When a plaintiff can establish that he was unlawfully deprived of a constitutional or federally-protected right as a result of a police officer's activities, but cannot prove actual harm, then he is entitled to an award of nominal damages ($1) from the jury.

Punitive damages may be awarded against a law enforcement official if he or she acted with "evil motive or intent," or with "reckless or callous indifference" to the claimant's civil rights. Smith v. Wade, 461 U.S. 30 (1983).
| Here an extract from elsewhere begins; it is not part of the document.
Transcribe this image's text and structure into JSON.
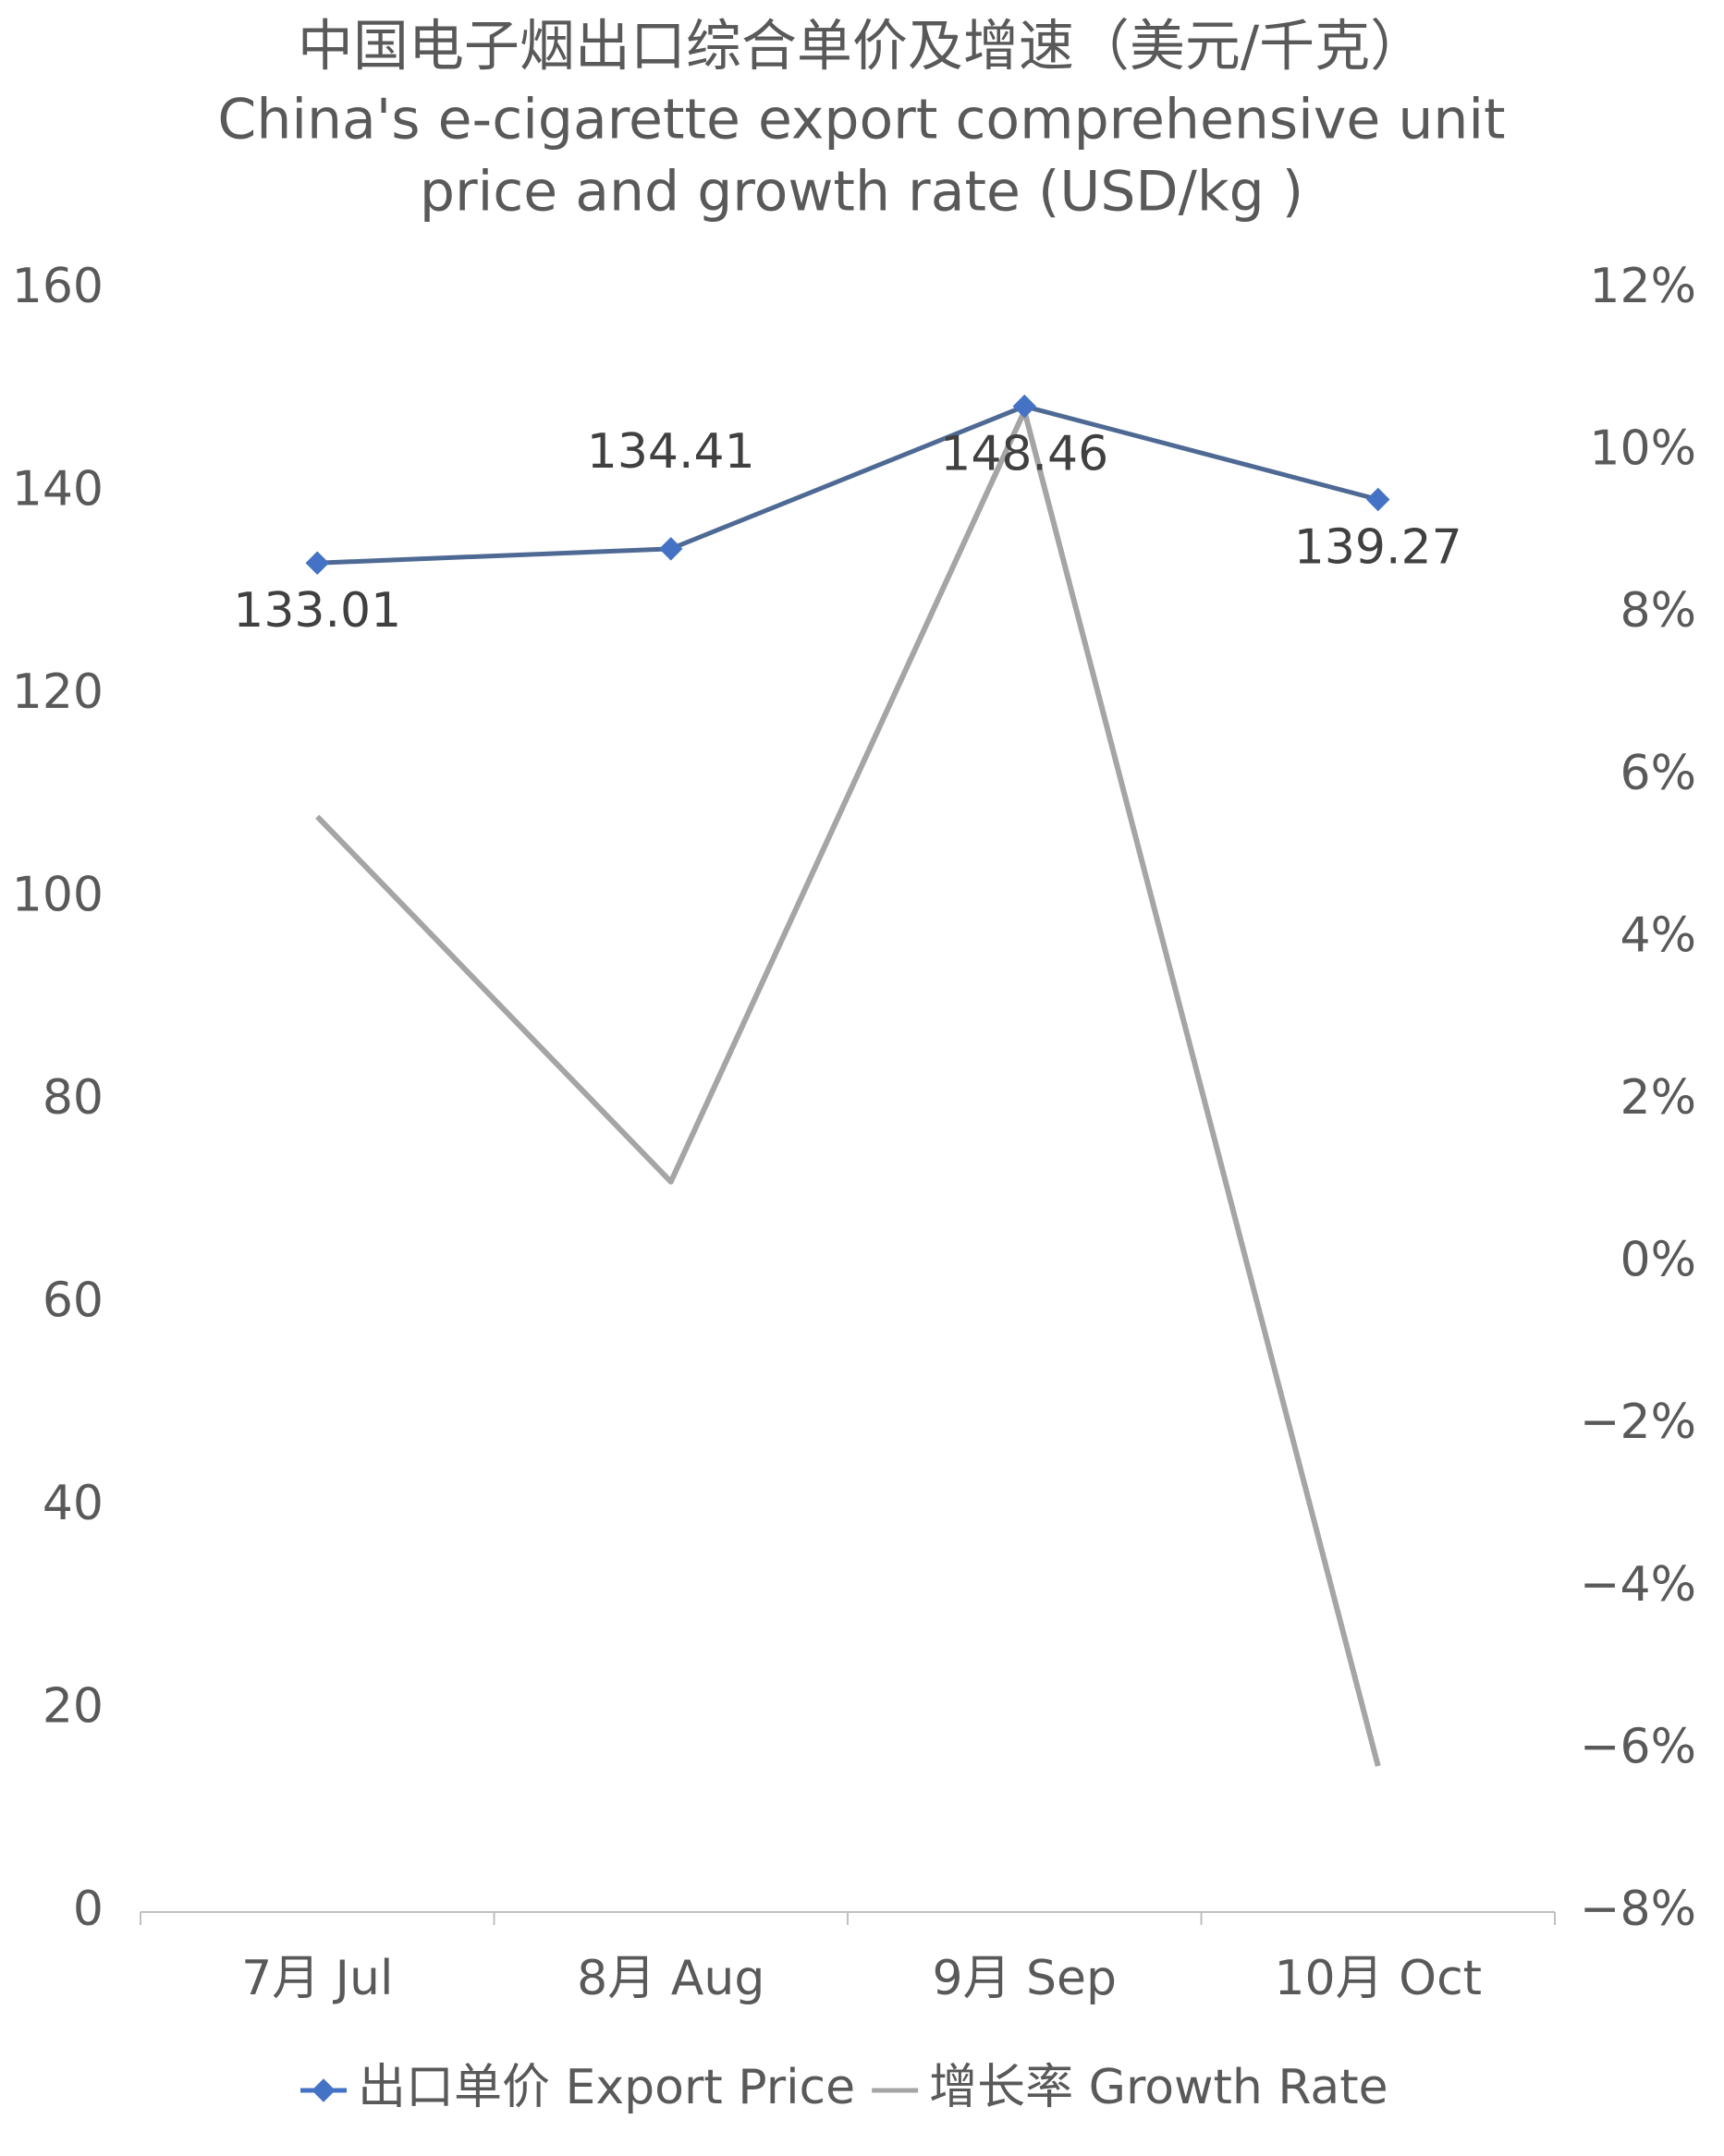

A municipality, however, is immune from liability for punitive damages. City of Newport v. Fact Concerts, Inc., 453 U.S. 247 (1981).

Under 42 U.S.C. Section 1988, the "prevailing party" in any action brought under Section 1983 may recover "a reasonable attorney''s fee" as part of her costs. Moreover, this fee may include expert witness fees. The award of a reasonable attorney''s fee is within the sound discretion of the trial court, although that discretion is not without limits. The prevailing party should ordinarily recover an attorney's fee "unless special circumstances would render such an award unjust." Blanchard v. Bergeron, 489 U.S. 87 (1989). A defendant, as the "prevailing party," may only recover attorney''s fees "upon a finding that the plaintiff's action was frivolous, unreasonable, or without foundation, even if not brought in subjective bad faith." Christianberg Garment Co. v. EEOC, 434 U.S. 4012 (1978).

INVESTIGATION

The defense counsel must take reasonable steps to develop whatever information and documentation may be necessary to identify and defeat the civil rights claim, to support all defenses available to his client, and to minimize or avoid any relief sought by the claimant. This information and documentation will come primarily from three sources: (1) the claimant; (2) the defendant; and (3) third parties.